顧客とのコミュニケーションを容易にするデジタルツールが世にあふれた中で、人間中心のサービス提供を目指すのであれば、単に法律を守るだけではなく、消費者保護・顧客保護の姿勢も訴求すべき領域であることは言うまでもない。このような考え方を実現するには、サービスを直接提供する部門のみならず、管理部門を含めたガバナンス・リスクマネジメント手法を見直す必要がある。
組織のリスク管理・統制活動のモデルである3つのラインモデルで、第2線と位置付けられる間接管理部門(例えば、法務、セキュリティ、財務、コンプライアンス部門)が、顧客を知り、顧客体験を理解し、顧客目線でのサービス・おもてなしの設計に関与する必要がある。
旧来型のルールベースの個人情報保護や情報セキュリティ対策のみに終始するのではなく、プライバシーや顧客保護の観点から、顧客体験を改善し提供価値を最大化するための方法は何か、サービス部門と一緒に考える力を養うべきと考える。
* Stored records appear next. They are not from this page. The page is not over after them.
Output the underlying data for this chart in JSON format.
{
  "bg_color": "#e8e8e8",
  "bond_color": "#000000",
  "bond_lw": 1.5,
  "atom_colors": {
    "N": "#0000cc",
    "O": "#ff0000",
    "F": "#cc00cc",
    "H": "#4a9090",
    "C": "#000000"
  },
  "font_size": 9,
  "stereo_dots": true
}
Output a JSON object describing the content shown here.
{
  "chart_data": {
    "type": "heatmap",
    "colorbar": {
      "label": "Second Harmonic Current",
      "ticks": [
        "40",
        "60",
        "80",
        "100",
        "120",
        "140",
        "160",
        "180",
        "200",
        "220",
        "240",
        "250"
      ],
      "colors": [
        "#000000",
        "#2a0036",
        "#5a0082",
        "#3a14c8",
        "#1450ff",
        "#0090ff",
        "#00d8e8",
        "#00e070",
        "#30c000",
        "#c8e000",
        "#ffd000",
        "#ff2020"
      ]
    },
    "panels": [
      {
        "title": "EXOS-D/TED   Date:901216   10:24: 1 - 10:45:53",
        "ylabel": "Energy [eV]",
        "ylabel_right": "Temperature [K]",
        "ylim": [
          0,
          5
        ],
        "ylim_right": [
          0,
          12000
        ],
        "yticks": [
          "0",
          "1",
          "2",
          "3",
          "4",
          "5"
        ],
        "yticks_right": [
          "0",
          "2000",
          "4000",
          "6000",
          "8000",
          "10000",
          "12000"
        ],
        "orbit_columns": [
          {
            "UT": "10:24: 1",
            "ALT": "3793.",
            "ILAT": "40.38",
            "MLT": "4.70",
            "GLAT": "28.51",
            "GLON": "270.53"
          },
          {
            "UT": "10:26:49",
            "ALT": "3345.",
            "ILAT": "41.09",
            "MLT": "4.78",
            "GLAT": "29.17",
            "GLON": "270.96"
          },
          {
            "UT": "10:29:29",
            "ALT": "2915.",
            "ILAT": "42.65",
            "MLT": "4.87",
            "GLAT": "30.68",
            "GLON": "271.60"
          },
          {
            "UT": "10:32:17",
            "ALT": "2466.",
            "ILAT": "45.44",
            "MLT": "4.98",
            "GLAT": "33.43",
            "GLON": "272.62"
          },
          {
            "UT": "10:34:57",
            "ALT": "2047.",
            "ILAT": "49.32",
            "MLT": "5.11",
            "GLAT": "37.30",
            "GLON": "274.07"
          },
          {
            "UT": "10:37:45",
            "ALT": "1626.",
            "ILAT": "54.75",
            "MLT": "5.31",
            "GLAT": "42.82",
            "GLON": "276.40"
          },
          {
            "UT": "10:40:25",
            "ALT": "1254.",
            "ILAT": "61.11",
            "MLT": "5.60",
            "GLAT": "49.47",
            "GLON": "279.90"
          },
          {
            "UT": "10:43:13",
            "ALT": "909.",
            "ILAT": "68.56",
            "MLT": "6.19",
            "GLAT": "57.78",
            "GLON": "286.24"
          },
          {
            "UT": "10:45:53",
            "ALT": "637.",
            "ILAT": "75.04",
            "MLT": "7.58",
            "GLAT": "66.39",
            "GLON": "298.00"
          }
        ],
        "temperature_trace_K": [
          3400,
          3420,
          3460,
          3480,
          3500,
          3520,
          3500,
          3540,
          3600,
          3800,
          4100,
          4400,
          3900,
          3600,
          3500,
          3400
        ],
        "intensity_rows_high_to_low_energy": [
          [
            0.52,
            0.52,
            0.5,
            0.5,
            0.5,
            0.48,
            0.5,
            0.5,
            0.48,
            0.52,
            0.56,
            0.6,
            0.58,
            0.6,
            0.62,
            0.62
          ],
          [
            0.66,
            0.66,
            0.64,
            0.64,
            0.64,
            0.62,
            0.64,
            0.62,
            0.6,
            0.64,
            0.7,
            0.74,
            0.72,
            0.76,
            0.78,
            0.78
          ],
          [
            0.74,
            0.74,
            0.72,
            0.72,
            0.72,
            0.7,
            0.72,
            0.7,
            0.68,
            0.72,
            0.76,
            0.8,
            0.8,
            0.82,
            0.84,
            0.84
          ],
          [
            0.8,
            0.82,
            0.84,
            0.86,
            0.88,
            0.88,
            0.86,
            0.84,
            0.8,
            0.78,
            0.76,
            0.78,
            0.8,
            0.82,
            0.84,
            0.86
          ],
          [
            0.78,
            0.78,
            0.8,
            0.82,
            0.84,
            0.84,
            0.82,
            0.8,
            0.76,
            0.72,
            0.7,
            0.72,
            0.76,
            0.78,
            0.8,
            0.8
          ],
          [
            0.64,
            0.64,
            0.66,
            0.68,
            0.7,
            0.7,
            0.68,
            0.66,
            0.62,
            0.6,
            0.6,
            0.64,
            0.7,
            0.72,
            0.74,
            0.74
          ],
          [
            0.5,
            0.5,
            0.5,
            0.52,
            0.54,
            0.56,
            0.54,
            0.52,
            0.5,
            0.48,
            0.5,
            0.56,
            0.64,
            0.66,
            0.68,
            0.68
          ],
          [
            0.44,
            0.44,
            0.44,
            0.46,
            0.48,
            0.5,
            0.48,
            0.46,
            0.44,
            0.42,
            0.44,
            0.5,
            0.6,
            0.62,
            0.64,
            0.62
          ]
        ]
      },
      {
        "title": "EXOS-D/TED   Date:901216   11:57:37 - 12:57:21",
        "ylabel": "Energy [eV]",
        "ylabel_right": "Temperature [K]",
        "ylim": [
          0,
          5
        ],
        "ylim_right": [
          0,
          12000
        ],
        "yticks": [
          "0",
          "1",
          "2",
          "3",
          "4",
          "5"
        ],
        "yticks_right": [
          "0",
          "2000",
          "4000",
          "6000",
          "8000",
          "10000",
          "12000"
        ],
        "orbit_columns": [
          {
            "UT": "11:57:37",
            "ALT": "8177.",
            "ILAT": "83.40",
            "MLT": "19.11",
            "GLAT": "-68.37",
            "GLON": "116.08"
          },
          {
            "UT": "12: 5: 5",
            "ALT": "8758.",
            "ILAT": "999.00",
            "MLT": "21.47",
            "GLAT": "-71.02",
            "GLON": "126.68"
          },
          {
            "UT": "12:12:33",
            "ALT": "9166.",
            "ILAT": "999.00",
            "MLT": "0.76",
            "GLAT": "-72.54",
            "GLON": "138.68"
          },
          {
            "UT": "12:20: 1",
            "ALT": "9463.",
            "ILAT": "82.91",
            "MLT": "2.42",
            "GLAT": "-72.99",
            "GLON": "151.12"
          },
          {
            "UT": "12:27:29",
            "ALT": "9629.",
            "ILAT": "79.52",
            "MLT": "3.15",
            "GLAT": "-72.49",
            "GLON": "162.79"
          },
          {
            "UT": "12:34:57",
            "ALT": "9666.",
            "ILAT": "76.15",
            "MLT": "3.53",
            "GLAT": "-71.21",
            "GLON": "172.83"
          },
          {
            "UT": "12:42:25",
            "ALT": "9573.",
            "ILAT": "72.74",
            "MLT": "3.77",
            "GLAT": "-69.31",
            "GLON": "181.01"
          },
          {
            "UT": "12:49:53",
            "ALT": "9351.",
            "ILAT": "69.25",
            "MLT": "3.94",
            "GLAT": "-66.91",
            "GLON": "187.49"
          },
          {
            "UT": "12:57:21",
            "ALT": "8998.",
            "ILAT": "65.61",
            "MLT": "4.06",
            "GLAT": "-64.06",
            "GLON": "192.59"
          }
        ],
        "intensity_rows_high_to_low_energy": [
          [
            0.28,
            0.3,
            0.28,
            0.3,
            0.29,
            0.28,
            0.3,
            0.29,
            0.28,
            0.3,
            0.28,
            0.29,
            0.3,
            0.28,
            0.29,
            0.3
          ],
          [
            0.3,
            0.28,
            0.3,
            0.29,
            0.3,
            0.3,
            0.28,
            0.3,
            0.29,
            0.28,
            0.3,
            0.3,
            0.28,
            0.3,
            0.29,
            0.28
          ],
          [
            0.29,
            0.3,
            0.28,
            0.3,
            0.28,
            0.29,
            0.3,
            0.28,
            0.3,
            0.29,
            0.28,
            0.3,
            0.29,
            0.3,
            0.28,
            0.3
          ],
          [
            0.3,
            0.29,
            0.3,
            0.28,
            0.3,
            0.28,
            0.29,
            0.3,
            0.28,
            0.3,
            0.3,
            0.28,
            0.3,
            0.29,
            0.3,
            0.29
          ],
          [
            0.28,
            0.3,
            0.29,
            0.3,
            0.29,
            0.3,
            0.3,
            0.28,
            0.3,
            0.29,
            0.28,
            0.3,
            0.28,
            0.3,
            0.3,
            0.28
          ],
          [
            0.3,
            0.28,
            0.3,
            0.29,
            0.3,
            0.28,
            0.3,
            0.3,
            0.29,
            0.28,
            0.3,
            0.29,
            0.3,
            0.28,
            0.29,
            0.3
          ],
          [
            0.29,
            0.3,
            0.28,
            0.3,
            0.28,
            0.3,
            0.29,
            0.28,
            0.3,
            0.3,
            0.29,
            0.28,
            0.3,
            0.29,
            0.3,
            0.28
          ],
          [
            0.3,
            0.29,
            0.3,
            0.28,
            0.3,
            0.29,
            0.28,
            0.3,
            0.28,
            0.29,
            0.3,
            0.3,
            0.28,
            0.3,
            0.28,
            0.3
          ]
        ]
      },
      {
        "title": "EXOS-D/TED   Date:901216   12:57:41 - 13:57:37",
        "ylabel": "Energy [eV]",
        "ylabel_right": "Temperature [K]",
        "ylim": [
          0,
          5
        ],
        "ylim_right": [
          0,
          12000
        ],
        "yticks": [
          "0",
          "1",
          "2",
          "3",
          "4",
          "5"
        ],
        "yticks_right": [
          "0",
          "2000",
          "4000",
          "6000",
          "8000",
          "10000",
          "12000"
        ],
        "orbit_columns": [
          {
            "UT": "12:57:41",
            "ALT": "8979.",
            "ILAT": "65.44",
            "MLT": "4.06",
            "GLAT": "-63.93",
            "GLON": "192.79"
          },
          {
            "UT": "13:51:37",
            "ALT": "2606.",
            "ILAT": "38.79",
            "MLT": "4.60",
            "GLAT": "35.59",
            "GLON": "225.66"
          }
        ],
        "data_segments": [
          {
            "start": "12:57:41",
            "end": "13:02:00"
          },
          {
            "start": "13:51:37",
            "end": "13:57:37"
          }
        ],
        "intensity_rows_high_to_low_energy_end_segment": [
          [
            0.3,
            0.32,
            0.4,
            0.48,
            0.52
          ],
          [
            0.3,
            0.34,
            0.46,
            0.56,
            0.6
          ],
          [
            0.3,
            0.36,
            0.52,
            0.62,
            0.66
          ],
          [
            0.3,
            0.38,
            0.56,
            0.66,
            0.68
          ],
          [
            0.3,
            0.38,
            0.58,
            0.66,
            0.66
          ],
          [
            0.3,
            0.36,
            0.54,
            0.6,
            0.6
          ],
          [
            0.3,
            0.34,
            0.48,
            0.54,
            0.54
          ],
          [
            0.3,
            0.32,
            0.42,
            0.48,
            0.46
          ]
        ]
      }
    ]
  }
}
DXを推進することは、データとテクノロジーを駆使して、小さくスピーディーに展開し、大きく育てていくリーン・スタートアップやアジャイル開発のアプローチによって、現代社会の不確実性に対応していく──ということだ。
この不確実性にプライバシーリスクが包含されることは言うまでもなく、ガバナンスやマネジメント機能のアプローチも不確実な社会や顧客の声を聞きながら、テクノロジーを使いこなし、スピーディーに管理手段を変えていくことが求められる。
加えて、本人から見たデータの取り扱われ方の不透明さが、DX推進により増していくことは明らかだ。事業スピードに応じた内部のデータマネジメントと、対外的なコミュニケーションの両立が必要になる。
難解かつ高尚なプライバシーポリシーを公開していれば、許容されるという考え方を捨て、UI・UXの中で、本人が守られていると感じられるサービス設計や、何か疑念が生じたときにリアルタイムに顧客対応ができる管理体制を構築しなければならない。
また、本人の趣味や趣向に応じた、UXのカスタマイズやデータへのアクセス管理を、本人自身ができるような仕組みを提供し、私生活や私的情報に踏み込みすぎないベースラインを設けていく必要がある。
次回以降、個々の方策や管理手法について紹介していく。企業や組織と個人が安心してデジタル社会を構築していく中で、読者の一助となれば幸いだ。